Yes, but as Marathag said, you save the complexity of having a first stage that must punch through the troposphere. In other words, while dV numbers savings from sea level/static to 26km/Match 3 aren't that different, how much is that in terms of fuel mass?

Also, air launch means a fully reusable first stage (the aircraft), which makes launches significantly cheaper, as well as the flexibility of having plenty of "launch sites" - basically, anywhere with a long runway and depots of the fuel the F-12B would have used.

And a heavy enough air launched rocket would make it to LEO. The problem is what is "heavy enough" and whether the aircraft can support it and accelerate it to match 3 or not. The other question is whether the F-12B could make a quick dash, in order to give some additional starting speed to the rocket, without damage to the engines and airframe
 
Precisely. However, I don't know, but I doubt 11,000 pounds is enough to put a payload (say, half a ton) in LEO. The Ariane 5 second stage doubles that weight at 10 tons. While it is a more powerful rocket, meant to put satellites into GEO and beyond, it is twice the weight. And I don't know at what height and speed the Ariane 5 second stage is started.

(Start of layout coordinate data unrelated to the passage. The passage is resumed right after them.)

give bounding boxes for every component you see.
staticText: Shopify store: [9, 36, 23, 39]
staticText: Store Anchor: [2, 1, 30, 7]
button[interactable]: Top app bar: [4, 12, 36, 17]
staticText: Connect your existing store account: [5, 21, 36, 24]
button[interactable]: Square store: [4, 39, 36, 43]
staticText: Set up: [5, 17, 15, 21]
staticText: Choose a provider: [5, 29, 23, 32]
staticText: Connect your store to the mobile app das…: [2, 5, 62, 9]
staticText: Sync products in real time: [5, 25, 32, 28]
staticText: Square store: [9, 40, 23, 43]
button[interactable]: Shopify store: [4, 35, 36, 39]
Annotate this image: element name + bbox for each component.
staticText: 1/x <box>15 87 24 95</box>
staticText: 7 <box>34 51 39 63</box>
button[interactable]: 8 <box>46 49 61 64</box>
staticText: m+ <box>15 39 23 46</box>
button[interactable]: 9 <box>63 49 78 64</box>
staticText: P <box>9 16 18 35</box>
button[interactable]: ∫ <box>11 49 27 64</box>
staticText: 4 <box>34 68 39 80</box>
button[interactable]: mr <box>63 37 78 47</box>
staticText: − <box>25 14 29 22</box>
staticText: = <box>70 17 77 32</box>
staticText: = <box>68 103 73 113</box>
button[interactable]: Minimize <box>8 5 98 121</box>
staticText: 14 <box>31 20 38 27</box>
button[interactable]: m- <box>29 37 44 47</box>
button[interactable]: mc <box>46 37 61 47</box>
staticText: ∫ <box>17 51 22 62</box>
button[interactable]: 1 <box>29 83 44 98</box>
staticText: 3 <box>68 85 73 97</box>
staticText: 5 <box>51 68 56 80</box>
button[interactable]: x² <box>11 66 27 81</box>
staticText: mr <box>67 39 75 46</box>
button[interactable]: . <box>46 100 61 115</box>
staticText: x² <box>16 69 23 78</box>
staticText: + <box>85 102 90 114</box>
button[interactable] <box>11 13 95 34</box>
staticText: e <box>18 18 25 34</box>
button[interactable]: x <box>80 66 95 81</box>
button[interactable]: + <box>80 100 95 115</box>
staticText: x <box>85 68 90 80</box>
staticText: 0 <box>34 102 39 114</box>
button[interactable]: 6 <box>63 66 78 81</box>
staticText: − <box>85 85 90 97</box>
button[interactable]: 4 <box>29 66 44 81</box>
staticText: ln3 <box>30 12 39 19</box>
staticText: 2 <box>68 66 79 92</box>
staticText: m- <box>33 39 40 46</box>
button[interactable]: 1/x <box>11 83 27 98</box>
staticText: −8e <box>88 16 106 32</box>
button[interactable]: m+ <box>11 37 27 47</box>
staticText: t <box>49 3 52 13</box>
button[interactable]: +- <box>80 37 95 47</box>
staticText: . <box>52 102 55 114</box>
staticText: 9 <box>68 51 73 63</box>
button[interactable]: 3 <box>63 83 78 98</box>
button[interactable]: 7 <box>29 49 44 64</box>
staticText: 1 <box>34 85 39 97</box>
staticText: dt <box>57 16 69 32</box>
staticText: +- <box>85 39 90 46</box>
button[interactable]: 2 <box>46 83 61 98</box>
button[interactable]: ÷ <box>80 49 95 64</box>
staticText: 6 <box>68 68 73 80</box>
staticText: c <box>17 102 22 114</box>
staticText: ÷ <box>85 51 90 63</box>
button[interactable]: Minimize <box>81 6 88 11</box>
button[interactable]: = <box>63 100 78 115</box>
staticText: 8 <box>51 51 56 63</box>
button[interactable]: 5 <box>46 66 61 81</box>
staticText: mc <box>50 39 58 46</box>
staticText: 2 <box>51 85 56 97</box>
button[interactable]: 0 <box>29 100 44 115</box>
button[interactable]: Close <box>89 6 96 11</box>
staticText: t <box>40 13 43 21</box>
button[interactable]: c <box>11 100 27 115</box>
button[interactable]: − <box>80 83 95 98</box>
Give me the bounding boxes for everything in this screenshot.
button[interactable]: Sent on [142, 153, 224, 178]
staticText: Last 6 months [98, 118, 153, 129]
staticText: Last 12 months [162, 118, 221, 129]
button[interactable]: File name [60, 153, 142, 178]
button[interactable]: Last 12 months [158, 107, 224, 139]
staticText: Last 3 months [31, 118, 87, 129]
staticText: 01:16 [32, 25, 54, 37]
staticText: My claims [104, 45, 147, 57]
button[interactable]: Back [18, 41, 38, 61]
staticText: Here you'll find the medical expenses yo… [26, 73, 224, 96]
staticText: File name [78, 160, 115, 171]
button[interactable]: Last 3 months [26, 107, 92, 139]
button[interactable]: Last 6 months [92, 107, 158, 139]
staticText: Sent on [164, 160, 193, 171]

I've just checked. The Ariane 5 second stage starts at 100 km, so I doubt air launch from match 3 at 24km is viable
The interest for an F-12-based satellite launcher would be in very small payloads, the sort of thing that would previously have required a Scout or (later) would require a Pegasus (also an air-launch system, by coincidence). The idea would be to have a system that can launch small satellites quickly, cheaply, and from an air base instead of a launch pad. A B-70 would have a significantly more practical payload, but I think you could probably munge something together to launch satellites of up to a few dozen kilograms, perhaps. It would most likely be an alternative to the Blue Scout Junior essentially using the F-12 as the first stage instead of a Castor. Functionally, it probably would not actually be used to launch satellites, just various suborbital payloads.